Les dirigeants politiques des principaux
partis de Grande-Bretagne se sont associés pour mettre en garde contre une
« apocalypse économique » en cas d'effondrement de la zone euro.
Le secrétaire d'Etat britannique au Commerce
et député libéral démocrate, Vince Cable, a fait cette prédiction sinistre lors
d'une interview ce week-end alors que des gouvernements « de
technocrates » étaient mis en place en Grèce et en Italie, sans que la
population puisse donner son avis, dans le but d'imposer des mesures d'austérité
encore plus sévères.
Le chancelier conservateur, George Osborne,
avait précédemment décrit la situation comme « dangereuse » alors que
l'ancien premier ministre Tony Blair avait dit que l'effondrement de la zone
euro serait « une catastrophe ».
Leurs avertissements ont devancé les
chiffres devant être publiés ce jour et montrant une augmentation du chômage au
Royaume-Uni et le chômage des jeunes passant, pour la première fois dans les
annales, la marque d'un million. Un rapport de l'Union européenne (UE) a
constaté que le RU était sérieusement exposé à une récession à double creux,
tandis que la Banque d'Angleterre devrait réduire de moitié ses prévisions de
croissance pour 2012 de 2,1 pour cent pour 2012.

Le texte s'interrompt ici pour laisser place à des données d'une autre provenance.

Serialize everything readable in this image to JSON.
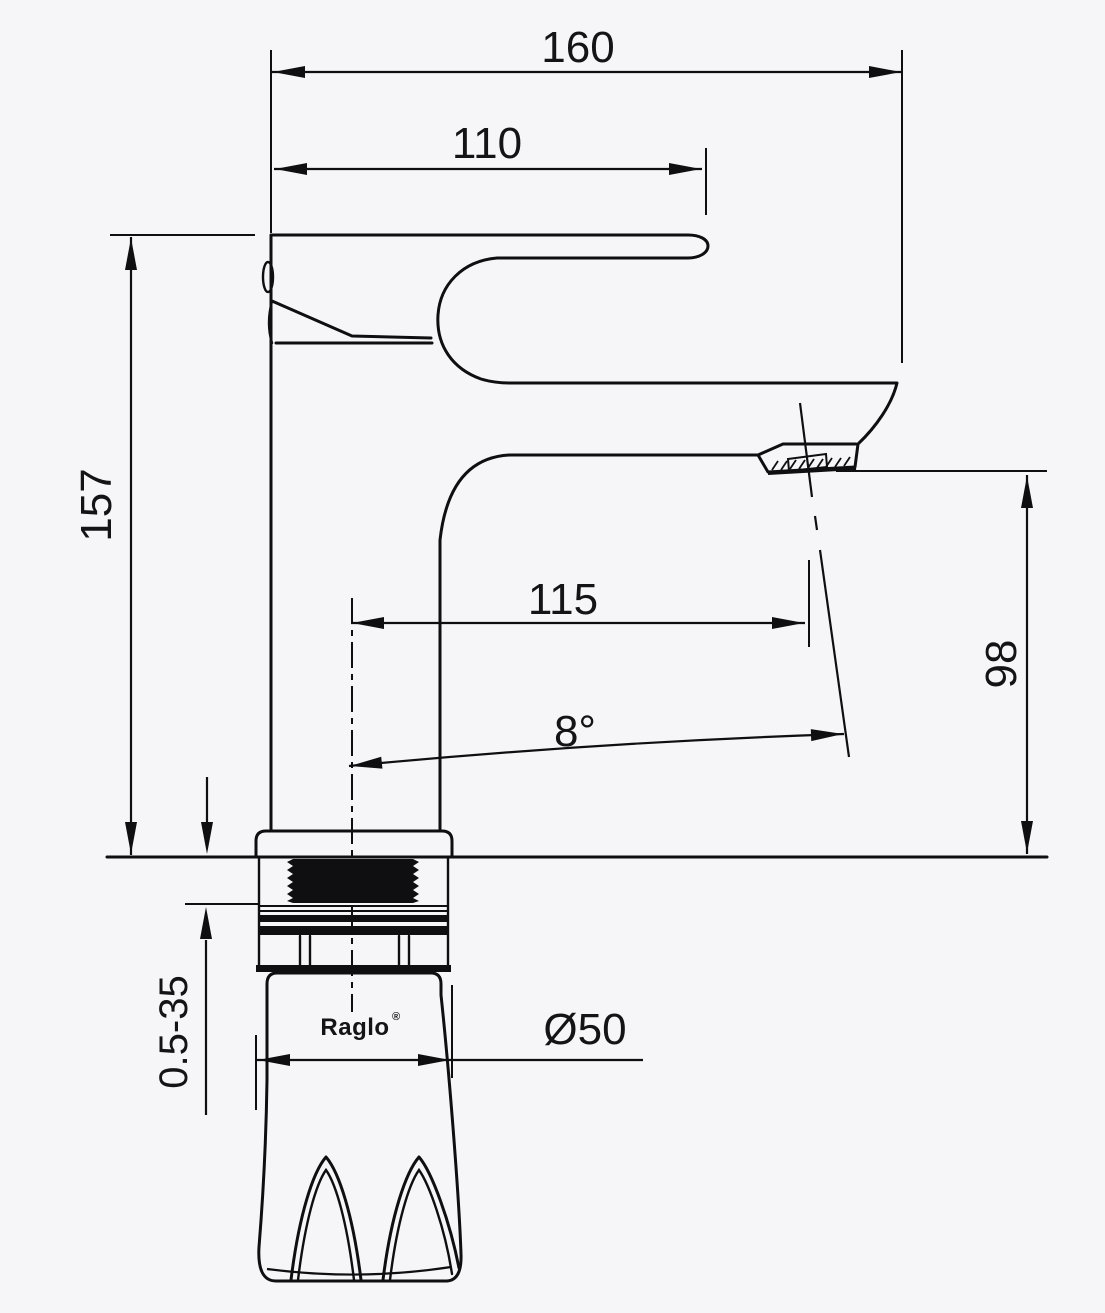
{
  "brand": {
    "name": "Raglo",
    "mark": "®"
  },
  "dimensions": {
    "overall_length": "160",
    "handle_length": "110",
    "total_height": "157",
    "spout_reach": "115",
    "spout_angle": "8°",
    "outlet_height": "98",
    "base_diameter": "Ø50",
    "deck_thickness_range": "0.5-35"
  },
  "colors": {
    "background": "#f6f6f8",
    "line": "#0f0f11"
  }
}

Avec 40 pour cent des exportations britanniques
allant dans la zone euro, le premier ministre David Cameron a dit que le Trésor
était en train d'élaborer des plans d'urgence de façon à couvrir « tous
les cas de figures. »
Leurs déclarations n'expriment nullement une
préoccupation concernant les difficultés grandissantes auxquelles est
confrontée la population laborieuse. En Grande-Bretagne, le gouvernement de
coalition entre les conservateurs et les libéraux-démocrates a imposé l'un des
plans d'austérité les plus sévères d'Europe, entraînant la perte de dizaines de
milliers d'emplois partout dans le secteur public et privé. Le gouvernement
utilise en premier lieu la crise de la zone euro pour justifier ses coupes dans
les dépenses. Osborne a dit que la crise en Europe était « une raison de
plus pour que nous, en Grande-Bretagne, traversions cette tempête en prenant
les décisions difficiles que nous prenons, en décidant nous-mêmes - au lieu d'y
être contraints par les marchés. »
Mais surtout, la raison des avertissements
lancés par tous les partis est de faire pression sur l'Allemagne pour qu'elle
renonce à son opposition à ce que la Banque centrale européenne (BCE) agisse en
tant que « bailleur de fonds de dernier ressort. » Cable a dit,
« la question politique clé c'est l'Allemagne et la volonté de l'Allemagne
de faire ce qu'elle doit faire pour faire fonctionner la zone euro. »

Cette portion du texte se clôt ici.